Sólo que ahora estaba peor.
Mejor. Más hombre. Más peligro. Más todo.

—¿Nell? —preguntó, con una ceja ligeramente alzada y esa voz profunda y controlada.

Tragué saliva e intenté poner mi mejor cara de póker.

—No eres la cara que esperaba ver.

—No, por suerte para ti, soy una mucho mejor —dijo mientras tomaba mi maleta como si fuera suya.

Chulo, pensé, tal y como lo recordaba.

Me moví tras él en silencio, observando su espalda, su forma de caminar, su seguridad. Una pequeña parte de mí —la más rencorosa— quería montarle un pollo allí mismo por la última vez que lo vi.
La otra… sabía que por mucho que lo deseara no parecía acordarse de nada.

—Te veo diferente. Aunque no sé muy bien si eso es bueno.

Sonreí sin mirarlo.

—Crecimiento, supongo. Las universidades americanas no enseñan cómo soportar idiotas.

Hugo rió. Una risa corta, nasal, genuina. Esos cuatro años habían servido para convertir al hombre que tenía delante en una maldita provocación vestida de Armani.

Abrió la puerta del coche y esperó a que subiera. Caballeroso como siempre.

En el trayecto, el silencio se volvió denso. La radio soltaba una balada suave que hablaba de perder trenes y segundas oportunidades. Por un segundo me pregunté si el universo me estaba trolleando.

—¿Tu padre te contó que me he mudado cerca? —preguntó él, casual.

—No. Pero no me sorprende. Hay muchas cosas que no me cuenta.

Giré el rostro hacia la ventana. No tenía ganas de conversación.

—Te recordaba más simpática.

—Y yo a ti más joven.

Me fulminó con la mirada, aunque bajo esa capa pude ver cómo aquello también le divertía.

—¿Has estudiado para cómica?
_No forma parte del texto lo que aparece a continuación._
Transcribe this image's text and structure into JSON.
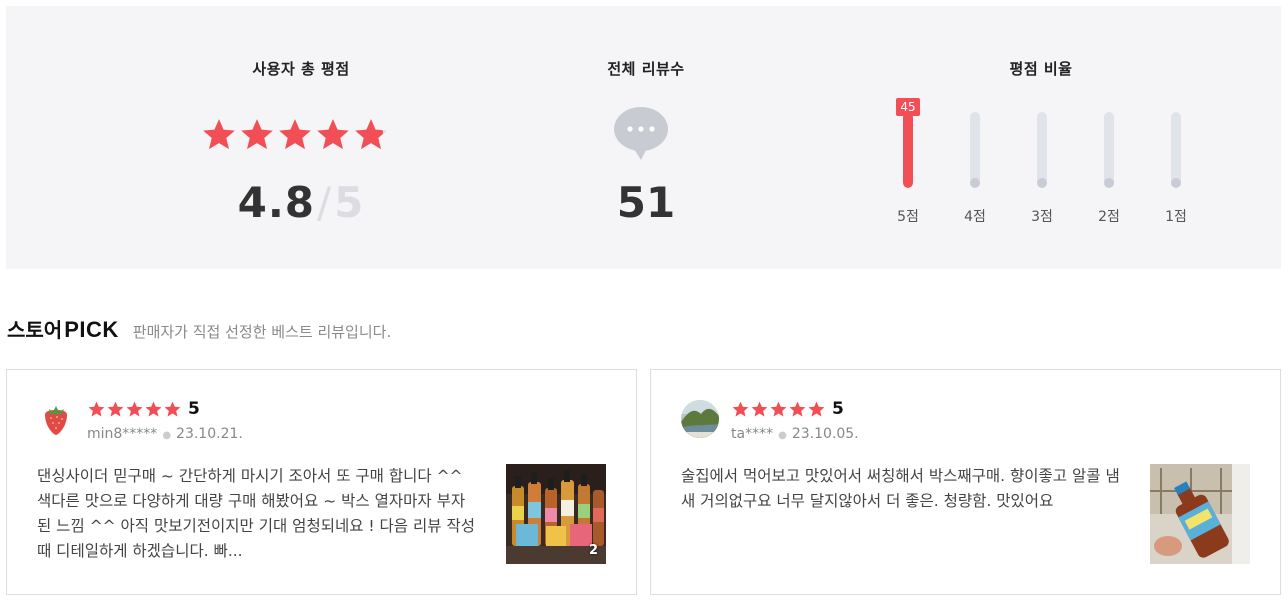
{
  "summary": {
    "rating": {
      "title": "사용자 총 평점",
      "score": "4.8",
      "slash": "/",
      "max": "5",
      "stars": 4.8
    },
    "review_count": {
      "title": "전체 리뷰수",
      "count": "51",
      "icon": "speech-bubble-icon"
    },
    "ratio": {
      "title": "평점 비율",
      "bars": [
        {
          "label": "5점",
          "count": "45",
          "fraction": 1.0
        },
        {
          "label": "4점",
          "count": "",
          "fraction": 0.06
        },
        {
          "label": "3점",
          "count": "",
          "fraction": 0.06
        },
        {
          "label": "2점",
          "count": "",
          "fraction": 0
        },
        {
          "label": "1점",
          "count": "",
          "fraction": 0
        }
      ]
    }
  },
  "pick": {
    "title_ko": "스토어",
    "title_en": "PICK",
    "description": "판매자가 직접 선정한 베스트 리뷰입니다."
  },
  "reviews": [
    {
      "score": "5",
      "user": "min8*****",
      "date": "23.10.21.",
      "text": "댄싱사이더 믿구매 ~ 간단하게 마시기 조아서 또 구매 합니다 ^^ 색다른 맛으로 다양하게 대량 구매 해봤어요 ~ 박스 열자마자 부자된 느낌 ^^ 아직 맛보기전이지만 기대 엄청되네요 ! 다음 리뷰 작성때 디테일하게 하겠습니다. 빠...",
      "image_count": "2",
      "avatar_icon": "strawberry-icon"
    },
    {
      "score": "5",
      "user": "ta****",
      "date": "23.10.05.",
      "text": "술집에서 먹어보고 맛있어서 써칭해서 박스째구매. 향이좋고 알콜 냄새 거의없구요 너무 달지않아서 더 좋은. 청량함. 맛있어요",
      "image_count": "",
      "avatar_icon": "landscape-avatar-icon"
    }
  ],
  "colors": {
    "accent": "#f24e55",
    "track": "#e1e3ea",
    "panel": "#f5f5f7"
  }
}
No te veo, hace falta una gracia natural que no tienes —se burló.

—No Hugo, he seguido tus pasos y he estudiado derecho. ¿Estas orgulloso? —esta vez le miré, con descaro, como nunca antes me había atrevido.
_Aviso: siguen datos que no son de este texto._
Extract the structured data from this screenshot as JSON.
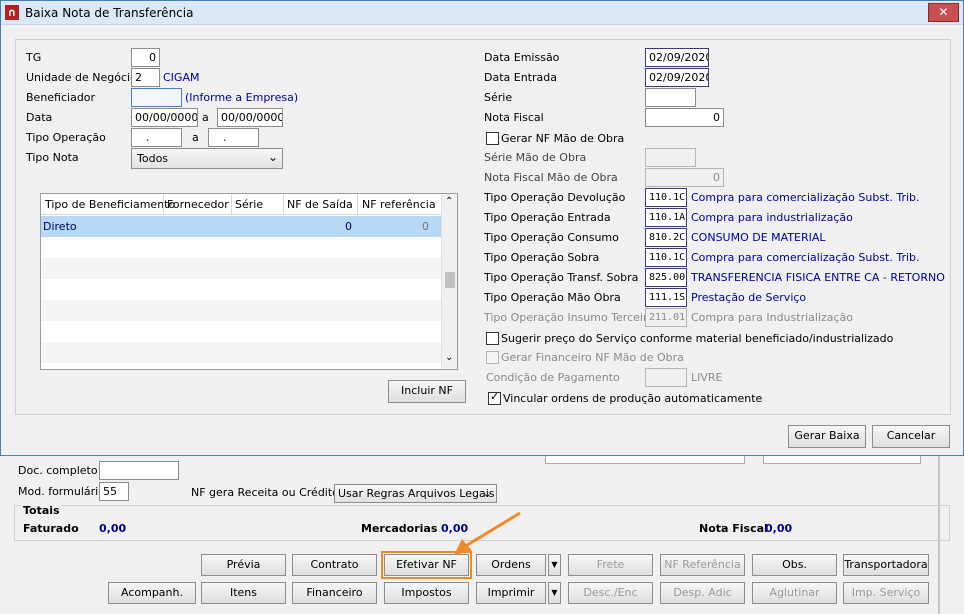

Noté como se tensaba, ligeramente, y me felicité a mi misma por ser capaz de producir ese efecto sobre un hombre como él.

—Me gustabas más cuando te sonrojabas y te escondías tras una sonrisa timida cada vez que alguien te hablaba.

—Eso solo me pasaba contigo.

—Eso te pasaba con todo el mundo —aclaró rápidamente.

—¿Estás seguro? —respondí afilada.

Bajó la velocidad al llegar a un semáforo en rojo. El sol de la tarde se filtraba por el parabrisas, iluminando la curva de su mandíbula. Lo observé por un segundo más de lo necesario y maldije en mi interior por si se había dado cuenta.

—Tu padre tiene razón cuando dice que has cambiado.

—Mi padre no tiene ni idea de nada. Para sorpresa de nadie.

—¿Sabe que estás tan enfadada con él? —preguntó Hugo, esta vez en voz baja.

No estaba enfadada con mi padre, más bien lo estaba con el mundo. Al menos desde que ella se fue.

—¿Le importa?

—Claro que le importa.

—¿Te lo dijo cuando le recordaste que tiene una hija?

La frase se clavó en el aire como un cuchillo. Hugo no contestó. Solo apretó la mandíbula y siguió conduciendo.

Suspiré sintiendo de nuevo esas ganas de volver corriendo a mi diminuto piso en el centro de Manhattan.

—No te preocupes —añadí, más suave esta vez—. No voy a armar un escándalo. No soy una adolescente herida.

—Tu padre ha cometido errores, como todos.

—Eso es su especialidad, está claro.

—Nell… —empezó con esa voz tan conciliadora.

—Hugo… —lo imité tan suave como un gatito.

Vi cómo apretaba ligeramente el volante, las manos firmes, los nudillos apenas marcados. Un gesto mínimo, casi imperceptible, que capté igual.

—A veces uno se pone máscaras sin darse cuenta —dijo él finalmente—. Es parte del trato cuando se crece.

Lo miré de nuevo.
No era el mismo Hugo de hace cuatro años.
O quizá sí, pero ahora escondido detrás de paredes más altas.

—¿Y eso es lo que haces tú? ¿Actuar?

—No. Evitar complicaciones.

Solté una risa breve, seca.

—Qué cómodo.

Él giró la cabeza apenas un segundo, lo justo para lanzarme una mirada de reproche.

—No todo el mundo necesita hablar de todo, Antonella.

—No. Algunos prefieren enterrarlo y fingir que no pasó nada.

Él no respondió. Ni una palabra. Solo volvió a mirar al frente. En el fondo me moría de ganas por saber si detrás de aquella fachada había logrado remover un mínimo recuerdo en su interior.

El silencio se extendió de nuevo. Me crucé de brazos, apoyé la cabeza contra la ventanilla y cerré los ojos. No tenía fuerzas en aquel momento para entrar en una batalla emocional con el hombre que tenía al lado. Si él había hecho borrón y cuenta nueva, yo haría lo mismo.